Kandungan lemak trans tinggi pada makanan membahayakan kesehatan. Badan Kesehatan Dunia (WHO) pun mengungkap daftar jajanan di Indonesia yang mengandung lemak trans tinggi.
WHO belum lama ini mengidentifikasi makanan yang mengandung lemak trans dalam pasokan pangan di Indonesia. Hasilnya, kandungan lemak trans pada makanan di Indonesia melebihi ambang batas maksimal.
Baca Juga : 7 Makanan yang Mengandung Lebih Banyak Vitamin C Dibanding Jeruk
“Temuannya menunjukkan bahwa hampir 10 persen sampel mengandung lemak trans melebihi ambang batas yang direkomendasikan WHO, yakni kurang dari 2 g/100g total lemak,” ucap dr Lubna Bhatti, Team Lead NCDs and Healthier Population, WHO Indonesia.

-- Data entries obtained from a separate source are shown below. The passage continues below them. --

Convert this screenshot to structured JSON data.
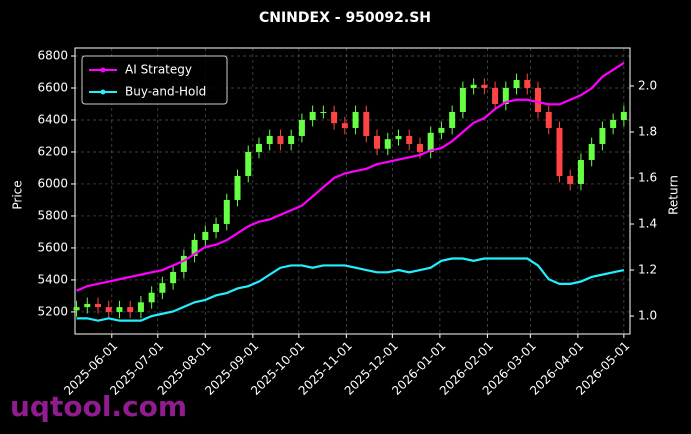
{
  "chart_data": {
    "type": "candlestick_with_returns",
    "title": "CNINDEX - 950092.SH",
    "ylabel": "Price",
    "y2label": "Return",
    "watermark": "uqtool.com",
    "x": [
      "2025-05-09",
      "2025-05-16",
      "2025-05-23",
      "2025-05-30",
      "2025-06-06",
      "2025-06-13",
      "2025-06-20",
      "2025-06-27",
      "2025-07-04",
      "2025-07-11",
      "2025-07-18",
      "2025-07-25",
      "2025-08-01",
      "2025-08-08",
      "2025-08-15",
      "2025-08-22",
      "2025-08-29",
      "2025-09-05",
      "2025-09-12",
      "2025-09-19",
      "2025-09-26",
      "2025-10-03",
      "2025-10-10",
      "2025-10-17",
      "2025-10-24",
      "2025-10-31",
      "2025-11-07",
      "2025-11-14",
      "2025-11-21",
      "2025-11-28",
      "2025-12-05",
      "2025-12-12",
      "2025-12-19",
      "2025-12-26",
      "2026-01-02",
      "2026-01-09",
      "2026-01-16",
      "2026-01-23",
      "2026-01-30",
      "2026-02-06",
      "2026-02-13",
      "2026-02-20",
      "2026-02-27",
      "2026-03-06",
      "2026-03-13",
      "2026-03-20",
      "2026-03-27",
      "2026-04-03",
      "2026-04-10",
      "2026-04-17",
      "2026-04-24",
      "2026-05-01"
    ],
    "candles": {
      "up_color": "#66ff44",
      "down_color": "#ff4444",
      "open": [
        5210,
        5230,
        5250,
        5230,
        5200,
        5230,
        5200,
        5260,
        5320,
        5380,
        5450,
        5550,
        5650,
        5700,
        5750,
        5900,
        6050,
        6200,
        6250,
        6300,
        6250,
        6300,
        6400,
        6450,
        6450,
        6380,
        6350,
        6450,
        6300,
        6220,
        6280,
        6300,
        6250,
        6200,
        6320,
        6350,
        6450,
        6600,
        6620,
        6600,
        6500,
        6600,
        6650,
        6600,
        6450,
        6350,
        6050,
        6000,
        6150,
        6250,
        6350,
        6400
      ],
      "high": [
        5270,
        5290,
        5290,
        5270,
        5270,
        5270,
        5300,
        5360,
        5420,
        5490,
        5590,
        5690,
        5740,
        5790,
        5940,
        6090,
        6240,
        6290,
        6340,
        6340,
        6340,
        6440,
        6490,
        6490,
        6490,
        6420,
        6490,
        6490,
        6340,
        6320,
        6340,
        6340,
        6290,
        6360,
        6390,
        6490,
        6640,
        6660,
        6660,
        6640,
        6640,
        6690,
        6690,
        6640,
        6490,
        6390,
        6090,
        6190,
        6290,
        6390,
        6440,
        6490
      ],
      "low": [
        5170,
        5190,
        5190,
        5160,
        5160,
        5160,
        5160,
        5220,
        5280,
        5340,
        5410,
        5510,
        5610,
        5660,
        5710,
        5860,
        6010,
        6160,
        6210,
        6210,
        6210,
        6260,
        6360,
        6410,
        6340,
        6310,
        6310,
        6260,
        6180,
        6180,
        6240,
        6210,
        6160,
        6160,
        6280,
        6310,
        6410,
        6560,
        6560,
        6460,
        6460,
        6560,
        6560,
        6410,
        6310,
        6010,
        5960,
        5960,
        6110,
        6210,
        6310,
        6360
      ],
      "close": [
        5230,
        5250,
        5230,
        5200,
        5230,
        5200,
        5260,
        5320,
        5380,
        5450,
        5550,
        5650,
        5700,
        5750,
        5900,
        6050,
        6200,
        6250,
        6300,
        6250,
        6300,
        6400,
        6450,
        6450,
        6380,
        6350,
        6450,
        6300,
        6220,
        6280,
        6300,
        6250,
        6200,
        6320,
        6350,
        6450,
        6600,
        6620,
        6600,
        6500,
        6600,
        6650,
        6600,
        6450,
        6350,
        6050,
        6000,
        6150,
        6250,
        6350,
        6400,
        6450
      ]
    },
    "series": [
      {
        "name": "AI Strategy",
        "color": "#ff00ff",
        "axis": "y2",
        "values": [
          1.11,
          1.13,
          1.14,
          1.15,
          1.16,
          1.17,
          1.18,
          1.19,
          1.2,
          1.22,
          1.24,
          1.27,
          1.3,
          1.31,
          1.33,
          1.36,
          1.39,
          1.41,
          1.42,
          1.44,
          1.46,
          1.48,
          1.52,
          1.56,
          1.6,
          1.62,
          1.63,
          1.64,
          1.66,
          1.67,
          1.68,
          1.69,
          1.7,
          1.72,
          1.73,
          1.76,
          1.8,
          1.84,
          1.86,
          1.9,
          1.93,
          1.94,
          1.94,
          1.93,
          1.92,
          1.92,
          1.94,
          1.96,
          1.99,
          2.04,
          2.07,
          2.1
        ]
      },
      {
        "name": "Buy-and-Hold",
        "color": "#22f0ff",
        "axis": "y2",
        "values": [
          0.99,
          0.99,
          0.98,
          0.99,
          0.98,
          0.98,
          0.98,
          1.0,
          1.01,
          1.02,
          1.04,
          1.06,
          1.07,
          1.09,
          1.1,
          1.12,
          1.13,
          1.15,
          1.18,
          1.21,
          1.22,
          1.22,
          1.21,
          1.22,
          1.22,
          1.22,
          1.21,
          1.2,
          1.19,
          1.19,
          1.2,
          1.19,
          1.2,
          1.21,
          1.24,
          1.25,
          1.25,
          1.24,
          1.25,
          1.25,
          1.25,
          1.25,
          1.25,
          1.22,
          1.16,
          1.14,
          1.14,
          1.15,
          1.17,
          1.18,
          1.19,
          1.2
        ]
      }
    ],
    "xlim": [
      "2025-05-08",
      "2026-05-05"
    ],
    "xticks": [
      "2025-06-01",
      "2025-07-01",
      "2025-08-01",
      "2025-09-01",
      "2025-10-01",
      "2025-11-01",
      "2025-12-01",
      "2026-01-01",
      "2026-02-01",
      "2026-03-01",
      "2026-04-01",
      "2026-05-01"
    ],
    "ylim": [
      5062,
      6850
    ],
    "yticks": [
      5200,
      5400,
      5600,
      5800,
      6000,
      6200,
      6400,
      6600,
      6800
    ],
    "y2lim": [
      0.922,
      2.165
    ],
    "y2ticks": [
      {
        "value": 1,
        "label": "1.0"
      },
      {
        "value": 1.2,
        "label": "1.2"
      },
      {
        "value": 1.4,
        "label": "1.4"
      },
      {
        "value": 1.6,
        "label": "1.6"
      },
      {
        "value": 1.8,
        "label": "1.8"
      },
      {
        "value": 2,
        "label": "2.0"
      }
    ],
    "grid": true,
    "legend": "upper left"
  }
}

Dia menjelaskan kadar lemak trans tinggi banyak ditemukan pada jajanan berikut:
1. Biskuit
2. Wafer
3. Produk roti
4. Martabak
5. Roti maryam
6. Jajanan kaki lima
7. Jajanan kekinian
Lemak trans sebenarnya jenis lemak yang alami yang terdapat pada pangan hewani seperti ayam dan daging merah. Kemudian ada pula lemak trans buatan yang biasa terdapat pada es krim, santan dan mentega.
Lemak ini berbahaya jika konsumsinya berlebihan dan dikaitkan dengan berbagai macam penyakit kardiovaskular.
1. Meningkatkan risiko penyakit jantung
2. Meningkatkan peradangan
3. Kenaikan berat badan
4. Meningkatkan jumlah kolesterol ‘jahat’
5. Meningkatkan risiko kanker
Melihat risiko kesehatan yang tinggi, WHO mendorong agar pemerintah Indonesia tegas soal batas kandungan lemak trans pada pangan.
“Tanpa kebijakan peraturan yang kuat dan didukung oleh undang-undang nasional, Indonesia berisiko masuknya produk-produk yang mengandung banyak lemak trans, sehingga memperburuk apa yang sudah menjadi ancaman kesehatan dan pembangunan nasional,” ucapnya.
WHO pun menganjurkan dua pilihan kebijakan terbaik untuk mengeliminasi lemak trans.
Pertama dengan membatasi lemak trans hingga 2 g per total kandungan lemak di semua makanan (2 g/100 g) total lemak. Kedua dengan melarang produksi, impor, penjualan dan penggunaan minyak terhidrogenasi parsial (PHO) di semua makanan.
Kebijakan tersebut sudah diadopsi 53 negara anggota WHO sejalan dengan pendekatan WHO REPLACE yang dirilis pada 2018.